Selain menjadi pribadi yang bala dan ceroboh, hal lain yang perlu kalian tau dari gue dan Nadya adalah kita juga merupakan pribadi yang punyra rasa ingin tahu tinggi, pantang menyerah, dan LUAR BIASA HIGH MAINTENANCE. Dalam arti, kita punya standar yang tinggi untuk makanan apa yang kita konsumsi, kondisi apartemen yang kita tinggali, dan lain-lain. Kebalaan yang terjadi nggak membuat kita menjadi low maintenance, sehingga setiap kali sial atau bodoh, kita akan selalu analisis kesalahan yang terjadi dan berusaha membuat rencana strategis apa yang harus dilakukan agar ketika kita melakukan hal ini lagi, standar yang tinggi ini bisa tetep terpenuhi.
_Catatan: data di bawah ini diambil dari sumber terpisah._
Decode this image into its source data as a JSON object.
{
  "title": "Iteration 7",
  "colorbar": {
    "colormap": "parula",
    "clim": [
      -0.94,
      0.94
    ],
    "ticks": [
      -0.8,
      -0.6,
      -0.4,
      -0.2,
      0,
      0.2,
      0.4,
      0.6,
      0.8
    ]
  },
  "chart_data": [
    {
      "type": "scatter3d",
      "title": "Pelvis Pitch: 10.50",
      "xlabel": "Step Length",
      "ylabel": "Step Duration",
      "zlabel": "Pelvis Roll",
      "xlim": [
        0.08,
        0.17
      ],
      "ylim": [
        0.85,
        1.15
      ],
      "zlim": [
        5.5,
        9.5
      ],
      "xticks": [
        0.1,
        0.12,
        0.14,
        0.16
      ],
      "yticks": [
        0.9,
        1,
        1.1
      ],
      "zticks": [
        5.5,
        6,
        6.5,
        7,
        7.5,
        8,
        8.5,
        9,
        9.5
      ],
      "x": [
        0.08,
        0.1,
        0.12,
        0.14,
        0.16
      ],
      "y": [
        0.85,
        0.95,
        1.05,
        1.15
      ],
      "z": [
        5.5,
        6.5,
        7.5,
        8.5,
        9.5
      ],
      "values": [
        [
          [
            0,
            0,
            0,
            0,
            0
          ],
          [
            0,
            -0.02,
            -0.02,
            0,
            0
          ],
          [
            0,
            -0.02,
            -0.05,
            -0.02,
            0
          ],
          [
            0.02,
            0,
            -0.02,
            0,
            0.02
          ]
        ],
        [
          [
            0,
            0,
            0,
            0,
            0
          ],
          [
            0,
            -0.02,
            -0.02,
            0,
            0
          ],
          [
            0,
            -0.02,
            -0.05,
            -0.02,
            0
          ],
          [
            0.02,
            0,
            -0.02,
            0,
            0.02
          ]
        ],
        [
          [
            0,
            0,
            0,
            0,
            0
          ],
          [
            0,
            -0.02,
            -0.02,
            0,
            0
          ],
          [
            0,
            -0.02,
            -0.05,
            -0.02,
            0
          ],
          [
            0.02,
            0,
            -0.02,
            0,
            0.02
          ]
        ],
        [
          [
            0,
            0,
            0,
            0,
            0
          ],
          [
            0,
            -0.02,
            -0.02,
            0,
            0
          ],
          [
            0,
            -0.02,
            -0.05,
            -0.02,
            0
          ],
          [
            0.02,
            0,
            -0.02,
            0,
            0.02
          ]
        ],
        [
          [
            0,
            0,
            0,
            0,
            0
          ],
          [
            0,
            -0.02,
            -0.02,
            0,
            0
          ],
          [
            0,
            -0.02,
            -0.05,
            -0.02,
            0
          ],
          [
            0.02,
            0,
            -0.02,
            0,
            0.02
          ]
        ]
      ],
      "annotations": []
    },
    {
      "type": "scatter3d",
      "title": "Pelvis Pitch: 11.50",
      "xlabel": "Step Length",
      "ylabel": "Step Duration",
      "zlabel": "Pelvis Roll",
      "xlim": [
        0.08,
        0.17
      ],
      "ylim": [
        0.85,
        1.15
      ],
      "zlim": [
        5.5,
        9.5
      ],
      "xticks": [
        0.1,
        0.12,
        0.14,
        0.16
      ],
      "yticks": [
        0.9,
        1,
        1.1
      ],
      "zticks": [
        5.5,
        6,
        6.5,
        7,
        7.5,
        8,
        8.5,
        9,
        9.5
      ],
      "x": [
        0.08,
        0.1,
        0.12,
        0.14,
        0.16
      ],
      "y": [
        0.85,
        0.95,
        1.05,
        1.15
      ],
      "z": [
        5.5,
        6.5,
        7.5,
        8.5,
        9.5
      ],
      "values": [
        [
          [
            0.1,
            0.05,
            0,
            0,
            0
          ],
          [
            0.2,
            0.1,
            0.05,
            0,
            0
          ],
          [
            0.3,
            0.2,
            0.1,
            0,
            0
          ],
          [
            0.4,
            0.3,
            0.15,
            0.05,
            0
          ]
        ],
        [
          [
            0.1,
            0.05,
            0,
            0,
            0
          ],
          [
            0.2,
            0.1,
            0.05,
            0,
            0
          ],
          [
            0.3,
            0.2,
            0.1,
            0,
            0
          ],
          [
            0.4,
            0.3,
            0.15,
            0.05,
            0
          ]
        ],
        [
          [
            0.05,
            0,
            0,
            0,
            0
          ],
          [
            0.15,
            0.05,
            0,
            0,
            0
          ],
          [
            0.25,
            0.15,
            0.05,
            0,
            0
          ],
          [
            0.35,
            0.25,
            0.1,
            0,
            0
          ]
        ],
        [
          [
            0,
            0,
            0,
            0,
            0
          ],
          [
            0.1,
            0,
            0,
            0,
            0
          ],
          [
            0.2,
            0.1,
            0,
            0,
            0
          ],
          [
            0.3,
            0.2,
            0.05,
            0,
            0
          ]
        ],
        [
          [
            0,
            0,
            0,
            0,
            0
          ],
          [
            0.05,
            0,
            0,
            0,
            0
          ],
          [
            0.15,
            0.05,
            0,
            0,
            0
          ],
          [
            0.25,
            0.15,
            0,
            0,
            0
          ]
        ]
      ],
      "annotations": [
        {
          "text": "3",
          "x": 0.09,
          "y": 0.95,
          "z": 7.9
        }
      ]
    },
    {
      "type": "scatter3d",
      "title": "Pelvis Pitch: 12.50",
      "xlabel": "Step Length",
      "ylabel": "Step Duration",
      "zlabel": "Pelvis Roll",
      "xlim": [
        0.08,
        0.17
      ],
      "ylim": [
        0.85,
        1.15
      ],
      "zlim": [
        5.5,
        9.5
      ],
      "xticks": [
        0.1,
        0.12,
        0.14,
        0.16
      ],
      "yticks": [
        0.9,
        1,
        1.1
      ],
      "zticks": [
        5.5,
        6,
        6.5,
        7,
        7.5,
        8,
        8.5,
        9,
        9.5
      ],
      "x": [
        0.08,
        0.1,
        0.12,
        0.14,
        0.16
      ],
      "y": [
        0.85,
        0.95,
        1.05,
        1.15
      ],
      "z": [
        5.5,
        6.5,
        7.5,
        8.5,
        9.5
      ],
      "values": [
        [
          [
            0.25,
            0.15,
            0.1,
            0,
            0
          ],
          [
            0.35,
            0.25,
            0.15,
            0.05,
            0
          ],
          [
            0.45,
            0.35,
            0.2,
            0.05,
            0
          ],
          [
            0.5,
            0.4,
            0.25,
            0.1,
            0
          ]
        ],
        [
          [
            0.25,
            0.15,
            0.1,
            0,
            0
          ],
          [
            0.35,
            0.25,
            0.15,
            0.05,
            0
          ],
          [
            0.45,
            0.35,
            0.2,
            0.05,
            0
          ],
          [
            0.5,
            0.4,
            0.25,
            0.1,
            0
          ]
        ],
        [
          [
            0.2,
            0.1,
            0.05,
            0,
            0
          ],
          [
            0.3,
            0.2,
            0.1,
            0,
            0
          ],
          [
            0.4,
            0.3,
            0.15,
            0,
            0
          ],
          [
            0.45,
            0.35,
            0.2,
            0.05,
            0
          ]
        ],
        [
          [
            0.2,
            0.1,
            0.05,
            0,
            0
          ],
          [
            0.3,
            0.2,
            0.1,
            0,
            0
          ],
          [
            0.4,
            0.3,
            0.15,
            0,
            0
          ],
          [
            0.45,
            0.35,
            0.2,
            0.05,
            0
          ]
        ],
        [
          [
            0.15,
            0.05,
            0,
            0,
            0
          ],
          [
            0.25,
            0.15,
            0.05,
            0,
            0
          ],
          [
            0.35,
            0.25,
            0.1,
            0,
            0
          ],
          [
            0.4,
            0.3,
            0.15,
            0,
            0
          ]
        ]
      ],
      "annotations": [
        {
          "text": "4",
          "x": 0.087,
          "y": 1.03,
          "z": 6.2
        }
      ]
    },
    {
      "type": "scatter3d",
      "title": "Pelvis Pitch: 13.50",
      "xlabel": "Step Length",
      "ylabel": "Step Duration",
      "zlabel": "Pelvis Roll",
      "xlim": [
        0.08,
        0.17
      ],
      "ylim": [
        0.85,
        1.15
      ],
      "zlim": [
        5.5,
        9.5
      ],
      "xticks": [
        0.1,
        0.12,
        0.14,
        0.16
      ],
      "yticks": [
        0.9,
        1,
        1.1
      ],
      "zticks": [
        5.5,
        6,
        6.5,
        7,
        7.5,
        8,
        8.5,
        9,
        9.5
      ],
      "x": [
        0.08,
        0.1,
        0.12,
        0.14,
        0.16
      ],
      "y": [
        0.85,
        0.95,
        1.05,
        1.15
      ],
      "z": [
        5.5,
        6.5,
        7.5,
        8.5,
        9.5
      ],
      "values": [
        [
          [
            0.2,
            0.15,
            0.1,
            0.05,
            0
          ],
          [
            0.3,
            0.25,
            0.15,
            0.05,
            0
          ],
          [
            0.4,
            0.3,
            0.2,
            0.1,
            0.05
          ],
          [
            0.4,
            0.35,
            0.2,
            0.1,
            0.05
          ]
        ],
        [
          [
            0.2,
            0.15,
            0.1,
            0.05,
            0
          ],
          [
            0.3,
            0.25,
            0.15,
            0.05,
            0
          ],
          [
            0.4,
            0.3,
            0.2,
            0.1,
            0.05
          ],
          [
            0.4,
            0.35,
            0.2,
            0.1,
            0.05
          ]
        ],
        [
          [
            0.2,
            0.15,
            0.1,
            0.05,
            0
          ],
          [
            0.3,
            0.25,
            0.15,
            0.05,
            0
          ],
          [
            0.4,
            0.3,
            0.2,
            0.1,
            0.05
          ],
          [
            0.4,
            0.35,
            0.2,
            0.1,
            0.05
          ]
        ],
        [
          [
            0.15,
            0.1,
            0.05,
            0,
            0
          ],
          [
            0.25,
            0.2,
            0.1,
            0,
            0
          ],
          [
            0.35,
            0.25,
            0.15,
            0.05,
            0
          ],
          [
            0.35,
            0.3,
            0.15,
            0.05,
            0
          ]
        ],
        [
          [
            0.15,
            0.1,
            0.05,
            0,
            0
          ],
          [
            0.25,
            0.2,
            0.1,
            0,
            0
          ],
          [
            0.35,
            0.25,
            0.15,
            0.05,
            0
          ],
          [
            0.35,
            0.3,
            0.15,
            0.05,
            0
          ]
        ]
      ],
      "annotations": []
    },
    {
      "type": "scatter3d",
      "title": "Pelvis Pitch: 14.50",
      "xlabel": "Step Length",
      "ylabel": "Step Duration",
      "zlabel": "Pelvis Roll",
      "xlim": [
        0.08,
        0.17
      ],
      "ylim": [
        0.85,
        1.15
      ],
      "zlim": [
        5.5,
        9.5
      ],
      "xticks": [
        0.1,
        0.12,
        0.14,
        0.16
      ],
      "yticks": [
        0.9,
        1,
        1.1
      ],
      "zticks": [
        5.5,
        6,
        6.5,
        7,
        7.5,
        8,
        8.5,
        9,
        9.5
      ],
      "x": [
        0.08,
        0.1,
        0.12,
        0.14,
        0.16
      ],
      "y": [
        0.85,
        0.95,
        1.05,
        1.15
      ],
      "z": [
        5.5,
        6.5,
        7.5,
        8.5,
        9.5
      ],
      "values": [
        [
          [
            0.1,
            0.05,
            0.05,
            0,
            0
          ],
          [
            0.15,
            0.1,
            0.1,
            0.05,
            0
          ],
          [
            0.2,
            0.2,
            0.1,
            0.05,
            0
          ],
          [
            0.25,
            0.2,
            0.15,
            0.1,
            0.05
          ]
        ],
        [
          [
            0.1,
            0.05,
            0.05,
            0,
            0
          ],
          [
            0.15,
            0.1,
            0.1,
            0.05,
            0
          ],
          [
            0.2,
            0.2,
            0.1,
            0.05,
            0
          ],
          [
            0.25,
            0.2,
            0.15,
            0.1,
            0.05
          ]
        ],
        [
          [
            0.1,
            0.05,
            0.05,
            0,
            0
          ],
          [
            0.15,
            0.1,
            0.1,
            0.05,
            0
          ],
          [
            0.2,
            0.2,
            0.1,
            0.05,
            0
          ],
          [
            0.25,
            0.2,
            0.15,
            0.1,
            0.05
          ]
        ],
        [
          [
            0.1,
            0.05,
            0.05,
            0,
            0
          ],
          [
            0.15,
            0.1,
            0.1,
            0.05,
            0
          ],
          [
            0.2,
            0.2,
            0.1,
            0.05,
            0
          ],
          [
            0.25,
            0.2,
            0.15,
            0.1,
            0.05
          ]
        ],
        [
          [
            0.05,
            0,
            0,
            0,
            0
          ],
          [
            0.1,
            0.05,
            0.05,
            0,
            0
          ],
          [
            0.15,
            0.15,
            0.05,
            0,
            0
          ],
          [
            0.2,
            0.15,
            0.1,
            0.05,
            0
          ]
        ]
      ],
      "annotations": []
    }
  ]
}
Contohnya dalam hal makanan. Karena kita menolak menjadi stereotype anak kos yang makan indomie dan telor tiap hari, berikut beberapa makanan edible (alhamdulillah), enak, dan sukur-sukur bernutrisi seimbang yang kita masak tiap hari!

chicken teriyaki dengan sayur yang gue lupa apa
(9/10)

dori dan bokchoy (8/10)

omelette plus jamur champignon!!! (7/10)

fettucine alfredo dengan dada ayam
dan jamur champignon (8.5/10)

Yes, semua makanan-makanan itu dimasak dengan kompor disfungsional, SATU buah pan antilengket yang diapakai ganti-gantian (kita menggunakan resep-resep one pan dari buzzfeed), spatula seadanya. Tanpa saringan, parutan keju, dan printilan-printilan yang mudah didapatkan di rumah tapi tidak ada di apartemen. Bangga gak kalian sama kita?😎

Anyway, saking balanya gue dan saking banyaknya hal yang harus dipelajari, gue memutuskan untuk membagi cerita adulting ini dalam dua post. Post selanjutnya akan diunggah nggak lama setelah ini, insyallah.